Transport for NSW refuse to reveal the distances between stops saying it is Cabinet in Confidence. We don't know exactly where the lengthened stops will be in Chalmers Street and Rawson Place but we can get a good idea of the distance between the stops with Google Earth - a tad less than half a kilometre. So the public servants employed at TfNSW are calculating that the trams will travel half a kilometre in half a minute - an average speed of 60 kph, the speed limit.
The Dulwich Hill trams do not have priority at traffic signals - it took only 87 seconds for a few passengers to board behind the Capitol theatre but the tram was held up at the lights for more than half a minute - no-one complained. The public servants at TfNSW and Planning and Environment are requiring priority signalling for trams at intersections at Elizabeth Street, Chalmers Street, Eddy Avenue and Pitt Street.

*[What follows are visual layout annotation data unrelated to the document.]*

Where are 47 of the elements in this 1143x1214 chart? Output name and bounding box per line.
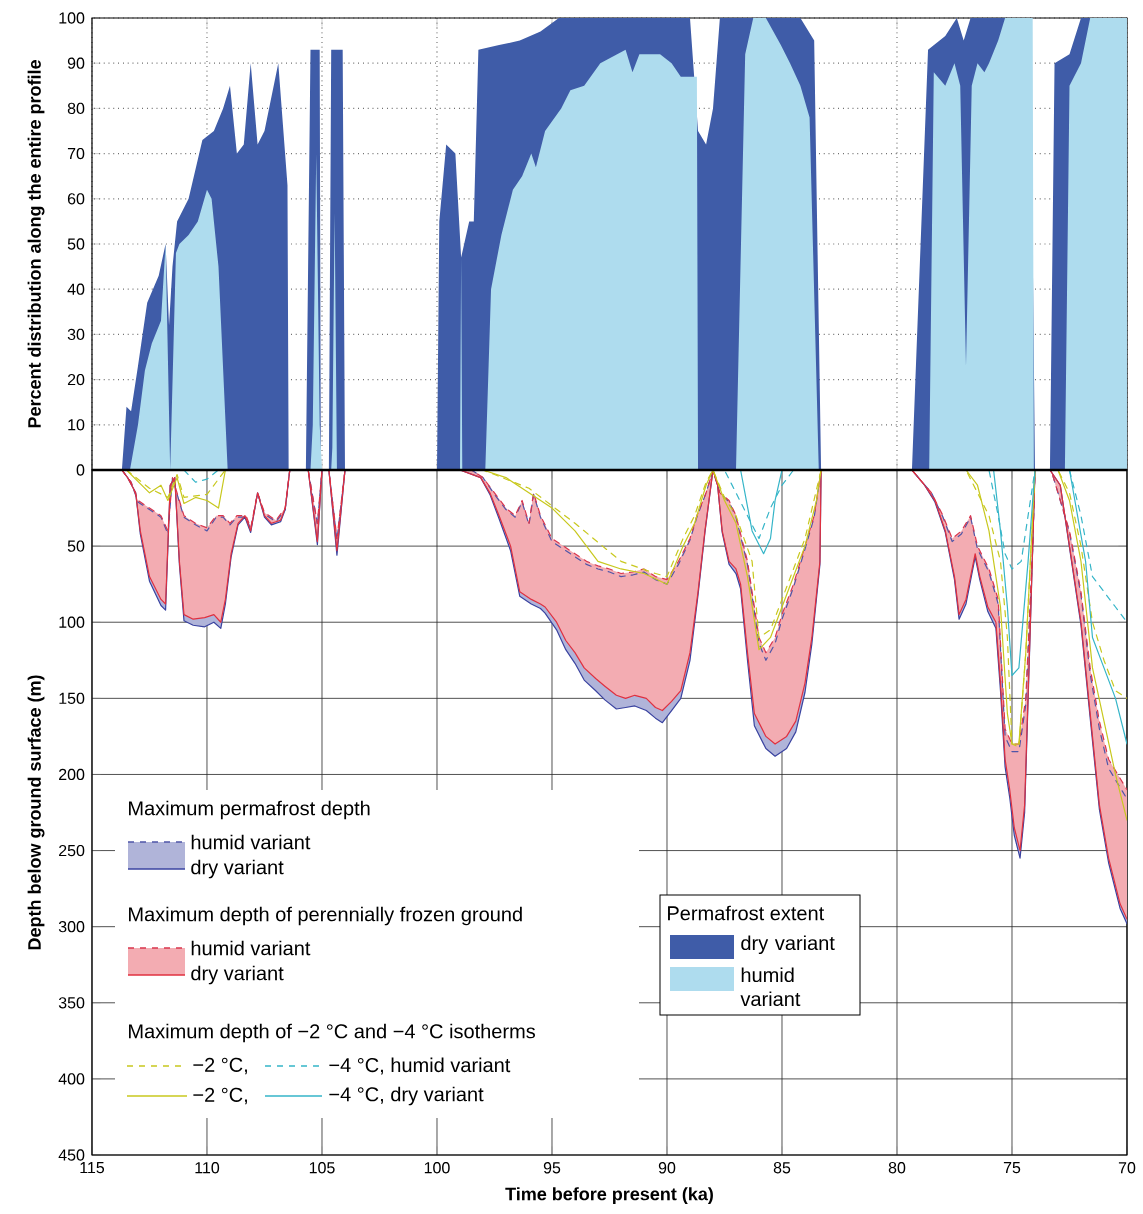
y-tick-label: 350 <box>58 997 85 1009</box>
legend-label: dry variant <box>741 935 835 955</box>
y-tick-label: 250 <box>59 844 85 857</box>
x-tick-label: 75 <box>1003 1162 1021 1174</box>
legend-label: humid variant <box>740 967 801 1007</box>
y-tick-label: 10 <box>68 419 85 431</box>
annotation: Maximum permafrost depth <box>129 800 370 820</box>
x-tick-label: 70 <box>1118 1162 1136 1174</box>
y-tick-label: 90 <box>67 57 85 69</box>
y-tick-label: 400 <box>58 1073 85 1085</box>
y-tick-label: 80 <box>67 102 85 115</box>
y-tick-label: 60 <box>67 193 85 205</box>
x-tick-label: 110 <box>195 1162 220 1174</box>
y-tick-label: 30 <box>67 328 85 341</box>
legend-label: −2 °C, <box>193 1057 247 1075</box>
y-tick-label: 20 <box>67 373 85 386</box>
x-tick-label: 90 <box>658 1162 676 1174</box>
y-tick-label: 450 <box>58 1149 85 1161</box>
y-tick-label: 100 <box>59 12 85 24</box>
y-tick-label: 50 <box>67 540 85 552</box>
annotation: Maximum depth of perennially frozen ground <box>129 906 522 926</box>
y-tick-label: 0 <box>76 464 85 476</box>
x-axis-title: Time before present (ka) <box>505 1187 713 1204</box>
x-tick-label: 80 <box>888 1162 906 1174</box>
y-tick-label: 40 <box>67 283 85 295</box>
legend-label: −4 °C, humid variant <box>329 1057 511 1075</box>
y-tick-label: 70 <box>67 147 85 160</box>
y-tick-label: 200 <box>59 768 85 781</box>
legend-label: humid variant <box>191 940 311 956</box>
y-tick-label: 50 <box>67 238 85 250</box>
legend-title: Permafrost extent <box>668 905 825 921</box>
y-tick-label: 150 <box>59 692 85 705</box>
legend-label: dry variant <box>191 965 284 985</box>
y-axis-title: Percent distribution along the entire profile <box>27 60 45 428</box>
y-axis-title: Depth below ground surface (m) <box>27 675 45 950</box>
legend-label: −4 °C, dry variant <box>329 1086 484 1106</box>
y-tick-label: 100 <box>59 616 85 628</box>
x-tick-label: 115 <box>80 1162 105 1174</box>
y-tick-label: 300 <box>58 921 85 933</box>
x-tick-label: 100 <box>424 1162 450 1174</box>
legend-label: −2 °C, <box>193 1087 247 1105</box>
x-tick-label: 85 <box>773 1162 791 1174</box>
x-tick-label: 105 <box>309 1162 335 1174</box>
legend-label: dry variant <box>191 859 284 879</box>
annotation: Maximum depth of −2 °C and −4 °C isotherms <box>129 1023 536 1043</box>
legend-label: humid variant <box>191 834 311 850</box>
x-tick-label: 95 <box>543 1162 561 1174</box>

So the EIS was completely fraudulent:
- The capacity of the system was far less than the 9,000 passengers per hour in each direction claimed in the EIS and the Assessment Report by the public servants at Planning and Infrastructure;
- The frequency of services will be less than that claimed, from day one;
- The accumulated run times are a ludicrous fabrication;
- The trams will be more murderous with pedestrian crossings of Eddy Avenue and Chalmers Street not being co-ordinated with and overridden by tram movements.
Huge failure
The Deputy Director General of TfNSW Projects Division told the Randwick business breakfast in April last year: "Here it is fast" - no doubt pointing at Moore Park. Trams run on rails and cannot leapfrog trams. If they are fast "here" and really slow "there and there" they will run into the back of the tram ahead. Spacing of the trams is the only mechanism for avoiding such a catastrophe - they cannot stop. Eddy Avenue is not the only place in the system that reduces the frequency that trams can reach. There are the shared bus/tram lanes at the Nineways intersection and the branch in the tracks where trams can arrive simultaneously - one has to be delayed to establish sufficient spacing.

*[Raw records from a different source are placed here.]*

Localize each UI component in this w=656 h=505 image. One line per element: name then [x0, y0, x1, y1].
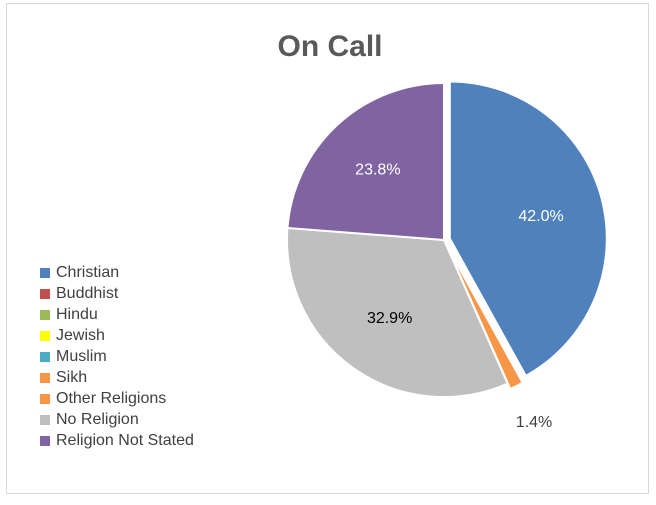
pie-slice-christian [448, 80, 608, 378]
legend-label: Muslim [56, 347, 107, 365]
legend-item-other-religions: Other Religions [40, 388, 194, 409]
legend-swatch [40, 330, 50, 341]
data-label-christian: 42.0% [518, 208, 563, 225]
legend-swatch [40, 267, 50, 278]
legend-swatch [40, 351, 50, 362]
legend-item-hindu: Hindu [40, 304, 194, 325]
legend-label: Sikh [56, 368, 88, 386]
legend: Christian Buddhist Hindu Jewish Muslim Sikh Ot… [40, 262, 194, 451]
legend-label: Religion Not Stated [56, 431, 194, 449]
legend-item-sikh: Sikh [40, 367, 194, 388]
data-label-religion-not-stated: 23.8% [355, 162, 400, 179]
legend-swatch [40, 435, 50, 446]
legend-swatch [40, 372, 50, 383]
legend-label: Other Religions [56, 389, 167, 407]
legend-label: Christian [56, 263, 120, 281]
legend-item-jewish: Jewish [40, 325, 194, 346]
pie-slice-other-religions [445, 244, 525, 391]
legend-item-religion-not-stated: Religion Not Stated [40, 430, 194, 451]
legend-swatch [40, 414, 50, 425]
legend-swatch [40, 309, 50, 320]
legend-item-christian: Christian [40, 262, 194, 283]
data-label-other-religions: 1.4% [516, 414, 552, 431]
legend-swatch [40, 393, 50, 404]
chart-title: On Call [277, 30, 383, 63]
legend-item-muslim: Muslim [40, 346, 194, 367]
legend-item-no-religion: No Religion [40, 409, 194, 430]
legend-label: Jewish [56, 326, 105, 344]
legend-label: No Religion [56, 410, 139, 428]
legend-item-buddhist: Buddhist [40, 283, 194, 304]
legend-label: Hindu [56, 305, 98, 323]
legend-swatch [40, 288, 50, 299]
data-label-no-religion: 32.9% [367, 310, 412, 327]
legend-label: Buddhist [56, 284, 119, 302]
pie-slice-religion-not-stated [286, 81, 445, 242]
pie-slice-no-religion [286, 226, 509, 398]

Connecting Sydney consortium has determined that the only way it can reach the capacity demanded for the patronage predicted by TfNSW is to introduce nine-segment trams to narrow streets that have never carried trams. Nine-segment trams are not seen anywhere in the World. They are demanding that the taxpayer take all the risk for patronage not reaching the outrageous projections of TfNSW.